Paylaş
Toplam 10 saat 43 dakika süren ve 5 DVD’den oluşan yapımın fırsat bulduğum anda başına geçiyorum. Ders çalışmak yerine gizli gizli internette gezinen lise öğrencileri gibi çalışma odamda fırsatını bulduğum anda “Planet Earth”ü izlemeye başlıyorum.
Dizinin kapağına konan tanıtımda “Dünyayı hiç bu şekilde görmediniz” mealli bir cümle var. Şahsım adına söyleyeyim, dünyayı hiç bu şekilde görmemiştim.
Dünyanın bu kadar şahane bir yapı olduğunu bilmiyordum. Kutuplardan Amazon ormanlarına, Peru’dan Moğolistan’a seyahat ederken belgeseli çekenlere duyduğum hayranlık ve saygı devamlı artıyor.
Belgesellerin esasında birer sanat eseri olabileceklerini yeni öğreniyorum.
* * *
Belgeselin içinde kaybolup, kâh Pasifik Okyanusu’nun dibinde, kâh Himalayalar’ın tepesinde dolaşırken, ister istemez, aklım karışıyor.
Gözümün önünde muhteşem görüntüler, ama daha ötesi muhteşem bir devinim akıp duruyor. Kuşlar her yıl binlerce kilometre seyahat ederek hep aynı mevsimde aynı yerde konaklıyorlar. Binlerce penguen yine binlerce penguen arasında 6 aydır görüşmedikleri eşlerini anında tanıyorlar. Yunuslar basbayağı konuşuyorlar. Gözleri olmayan yaratıklar hiçbir yere çarpmadan, “düşmanın” geldiği anı bile bilerek dolaşıp duruyorlar.
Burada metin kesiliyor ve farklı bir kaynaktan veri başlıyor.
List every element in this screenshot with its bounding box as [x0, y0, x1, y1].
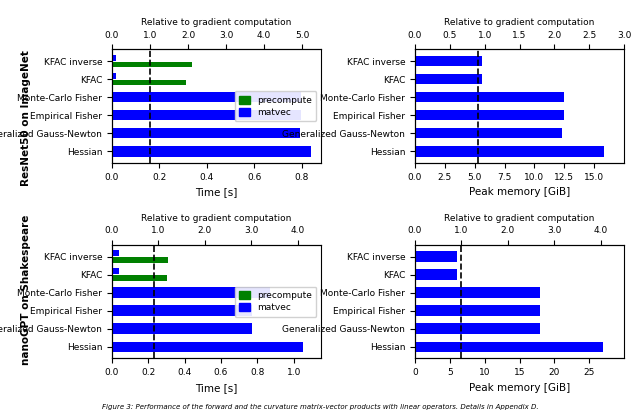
Bar — [112, 342, 303, 352]
Bar — [112, 92, 301, 103]
Bar — [112, 275, 166, 281]
Bar — [415, 92, 564, 103]
X-axis label: Relative to gradient computation: Relative to gradient computation — [444, 213, 595, 222]
Bar — [112, 257, 168, 263]
Bar — [415, 74, 482, 84]
Bar — [415, 288, 540, 298]
X-axis label: Peak memory [GiB]: Peak memory [GiB] — [469, 383, 570, 393]
Bar — [415, 110, 564, 120]
Bar — [112, 80, 186, 85]
Bar — [112, 128, 300, 138]
X-axis label: Time [s]: Time [s] — [195, 383, 237, 393]
Bar — [112, 269, 119, 274]
Bar — [415, 305, 540, 316]
Bar — [112, 55, 116, 61]
Text: Figure 3: Performance of the forward and the curvature matrix-vector products wi: Figure 3: Performance of the forward and… — [102, 404, 538, 410]
Bar — [112, 305, 252, 316]
X-axis label: Peak memory [GiB]: Peak memory [GiB] — [469, 187, 570, 197]
Bar — [415, 56, 482, 66]
Text: ResNet50 on ImageNet: ResNet50 on ImageNet — [20, 51, 31, 186]
Bar — [415, 269, 457, 280]
Bar — [112, 146, 312, 157]
Bar — [112, 110, 301, 120]
X-axis label: Time [s]: Time [s] — [195, 187, 237, 197]
Legend: precompute, matvec: precompute, matvec — [234, 287, 316, 317]
Bar — [112, 288, 270, 298]
Bar — [415, 146, 604, 157]
Text: nanoGPT on Shakespeare: nanoGPT on Shakespeare — [20, 214, 31, 365]
Bar — [415, 251, 457, 262]
X-axis label: Relative to gradient computation: Relative to gradient computation — [444, 18, 595, 27]
Bar — [112, 61, 191, 67]
X-axis label: Relative to gradient computation: Relative to gradient computation — [141, 213, 292, 222]
Bar — [415, 342, 603, 352]
Bar — [415, 128, 562, 138]
Bar — [112, 73, 116, 79]
Bar — [415, 323, 540, 334]
Legend: precompute, matvec: precompute, matvec — [234, 91, 316, 121]
Bar — [112, 250, 119, 256]
Bar — [112, 323, 252, 334]
X-axis label: Relative to gradient computation: Relative to gradient computation — [141, 18, 292, 27]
Kendimi düşünce sistematiğim ve inançlarımdan arındırmaya çalışarak birkaç gündür boğuştuğum sorular şunlar:
Gördüğüm muhteşem devinim bir aşkın aklın projesi mi, yoksa her şey bir tesadüfle mi başladı?
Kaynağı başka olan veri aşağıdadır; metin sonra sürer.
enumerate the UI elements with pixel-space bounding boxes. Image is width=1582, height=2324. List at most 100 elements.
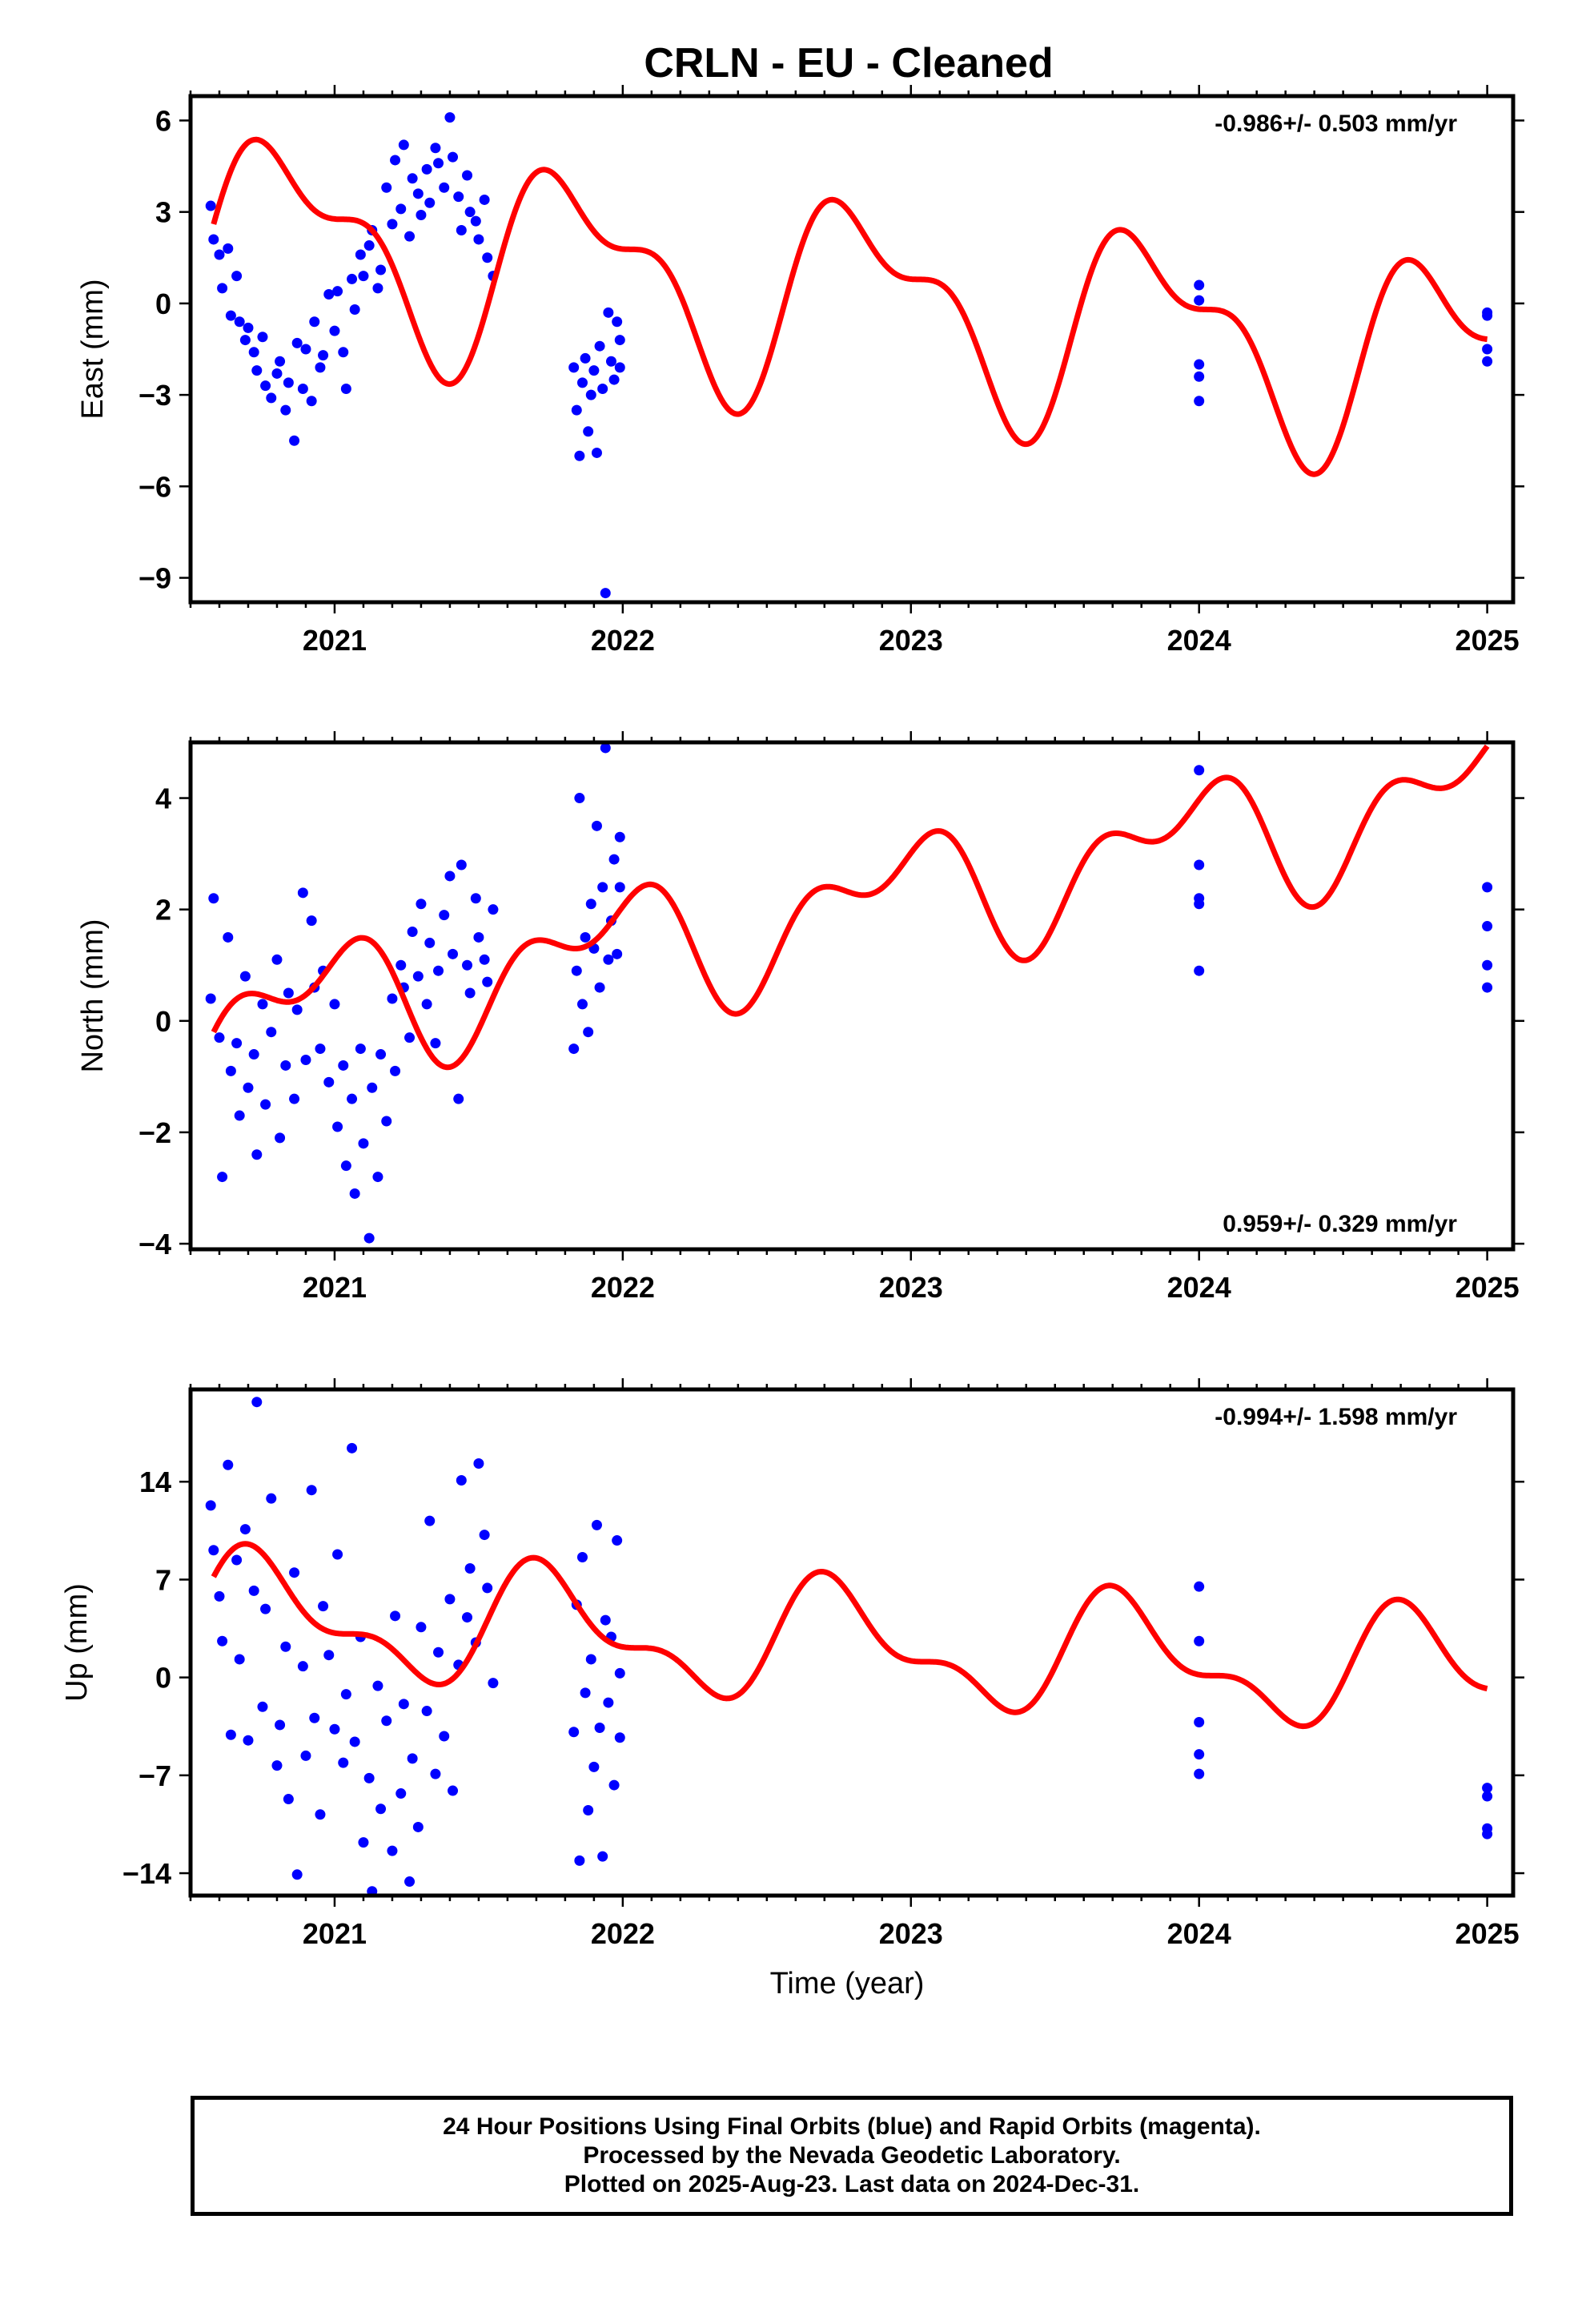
data-point xyxy=(583,1027,594,1038)
data-point xyxy=(583,426,594,437)
data-point xyxy=(470,215,481,227)
data-point xyxy=(355,1043,366,1055)
data-point xyxy=(430,1038,441,1049)
data-point xyxy=(257,1701,268,1712)
y-tick-label: 3 xyxy=(155,196,171,229)
velocity-rate-label: -0.994+/- 1.598 mm/yr xyxy=(1215,1404,1457,1430)
data-point xyxy=(390,155,401,166)
x-tick-label: 2022 xyxy=(591,624,655,657)
data-point xyxy=(355,249,366,260)
data-point xyxy=(614,335,625,346)
data-point xyxy=(315,362,326,373)
data-point xyxy=(347,1093,358,1104)
data-point xyxy=(591,820,602,831)
data-point xyxy=(1194,1768,1205,1779)
y-axis-label: Up (mm) xyxy=(60,1583,94,1702)
data-point xyxy=(448,151,459,163)
data-point xyxy=(421,999,432,1010)
data-point xyxy=(260,380,271,392)
data-point xyxy=(205,200,216,211)
data-point xyxy=(576,1552,588,1563)
data-point xyxy=(456,859,467,870)
data-point xyxy=(488,904,499,915)
data-point xyxy=(300,344,311,355)
data-point xyxy=(1194,396,1205,407)
data-point xyxy=(239,971,251,982)
data-point xyxy=(225,1729,236,1740)
data-point xyxy=(217,283,228,294)
data-point xyxy=(358,271,369,282)
data-point xyxy=(283,987,294,999)
data-point xyxy=(372,283,383,294)
data-point xyxy=(381,1116,392,1127)
data-point xyxy=(580,931,591,943)
data-point xyxy=(271,368,283,379)
data-point xyxy=(280,1059,291,1071)
model-fit-line xyxy=(211,1541,1489,1730)
data-point xyxy=(390,1610,401,1622)
footer-line-3: Plotted on 2025-Aug-23. Last data on 202… xyxy=(564,2171,1140,2197)
data-point xyxy=(1194,1635,1205,1647)
data-point xyxy=(223,931,234,943)
x-tick-label: 2024 xyxy=(1167,624,1231,657)
data-point xyxy=(600,1614,611,1626)
data-point xyxy=(375,1049,387,1060)
data-point xyxy=(260,1603,271,1614)
data-point xyxy=(1482,356,1493,367)
data-point xyxy=(571,965,582,976)
y-tick-label: −2 xyxy=(139,1116,171,1149)
data-point xyxy=(580,352,591,364)
data-point xyxy=(576,377,588,388)
data-point xyxy=(243,1082,254,1093)
data-point xyxy=(433,965,444,976)
data-point xyxy=(225,310,236,321)
data-point xyxy=(363,240,375,251)
data-point xyxy=(1194,1581,1205,1592)
data-point xyxy=(347,1442,358,1454)
data-point xyxy=(223,1459,234,1470)
data-point xyxy=(407,927,418,938)
data-point xyxy=(283,377,294,388)
data-point xyxy=(217,1635,228,1647)
data-point xyxy=(291,1004,303,1015)
x-tick-label: 2021 xyxy=(303,624,367,657)
data-point xyxy=(612,316,623,328)
data-point xyxy=(205,993,216,1004)
data-point xyxy=(381,182,392,193)
y-tick-label: 2 xyxy=(155,894,171,927)
data-point xyxy=(1482,310,1493,321)
data-point xyxy=(381,1715,392,1727)
x-tick-label: 2021 xyxy=(303,1271,367,1304)
data-point xyxy=(412,971,424,982)
data-point xyxy=(257,999,268,1010)
data-point xyxy=(479,194,490,205)
data-point xyxy=(243,322,254,333)
data-point xyxy=(329,1723,340,1735)
data-point xyxy=(248,1585,259,1596)
data-point xyxy=(412,188,424,199)
data-point xyxy=(349,1736,360,1747)
x-tick-label: 2022 xyxy=(591,1917,655,1950)
data-point xyxy=(479,954,490,965)
data-point xyxy=(464,987,476,999)
data-point xyxy=(1482,1828,1493,1839)
plot-frame xyxy=(188,1387,1516,1898)
data-point xyxy=(271,1760,283,1771)
data-point xyxy=(266,1493,277,1504)
data-point xyxy=(580,1687,591,1699)
data-point xyxy=(280,404,291,416)
data-point xyxy=(340,1160,351,1172)
data-point xyxy=(600,588,611,599)
y-axis-label: East (mm) xyxy=(76,279,110,419)
data-point xyxy=(1482,959,1493,971)
data-point xyxy=(309,1712,320,1723)
data-point xyxy=(444,112,456,123)
data-point xyxy=(1194,295,1205,306)
data-point xyxy=(208,234,219,245)
data-point xyxy=(363,1772,375,1783)
data-point xyxy=(280,1641,291,1652)
data-point xyxy=(349,1188,360,1199)
data-point xyxy=(251,1149,263,1160)
data-point xyxy=(338,1059,349,1071)
data-point xyxy=(1194,279,1205,291)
Muhakkak ki, güçlü yaşamını sürdürmeye devam ediyor ama tabiattaki muhteşem devinim değişimi de içeriyor mu, yoksa her şey esasında sadece kendini tekrar mı ediyor?
Daha ötesi, aşkın akıl her şeyi var ettikten sonra bir kenarda doğal değişimi (güçlünün ayakta kalması) sadece seyrediyor olabilir mi?
* * *
Bu sorulara isteyen istediği cevabı verebilir. Benim aklım “muhteşem tesadüf”e yatmıyor. Bana “aşkın aklın projesi” kavramı çok daha yakın geliyor.
Ancak, aşkın aklın her şeye karıştığını da zannetmiyorum.
Evet, ortada ben-i âdemin aklını durduran bir düzen var. Bu muhteşem düzeni muhteşem bir denge, daha doğrusu milyarlarca ve her biri içi içe geçmiş saatler gibi tıkır tıkır işleyen dengeler kuruyor ve koruyor.
Örneğin, kutbun belirli bir noktasında her yıl doğan penguen yavrularının yarısı muhakkak ilk kışta ölüyorlar. Ölü penguenlerin etleri diğer hayvanlara besin kaynağı olarak, onların yaşamı devam ettirmelerini sağladığı gibi, penguenlerin gereğinden fazla çoğalarak tabiattaki uyumu bozmalarına da engel olunuyor.
Her iki yavru penguenden birisi ilk yılda ölümü tadacaktır!
Bu basit denge dünyada var olan milyarlarca dengeden biridir. Bu denge ölçülebildiği için beher yıl kaç adet penguenin öleceği önden bilinebilmektedir.
İşte muhteşem bir düzen!
Ancak! Her iki penguenden hangi penguenin öleceği ise bilin(e)miyor!
Belki, sert tabiat koşullarına güçlü olan direnecektir.
Ancak, saldıran vahşi hayvanlar (örnek tilki) penguen sürüsüne daldığında pençesine hangi yavru penguenin takılacağı belli değildir. Tesadüf, şanssızlık, yanlış yerde durmak, ayağının kaçarken bir yere takılması vb., vb. öleni belirleyecektir.
Bu bilinmezlik ise bir kaostur.
* * *
Tabiat, aşkın aklın tasarladığı muhteşem bir düzen ile aşkın aklın hiç karışmadığı kaosun sonsuz dansı olabilir mi?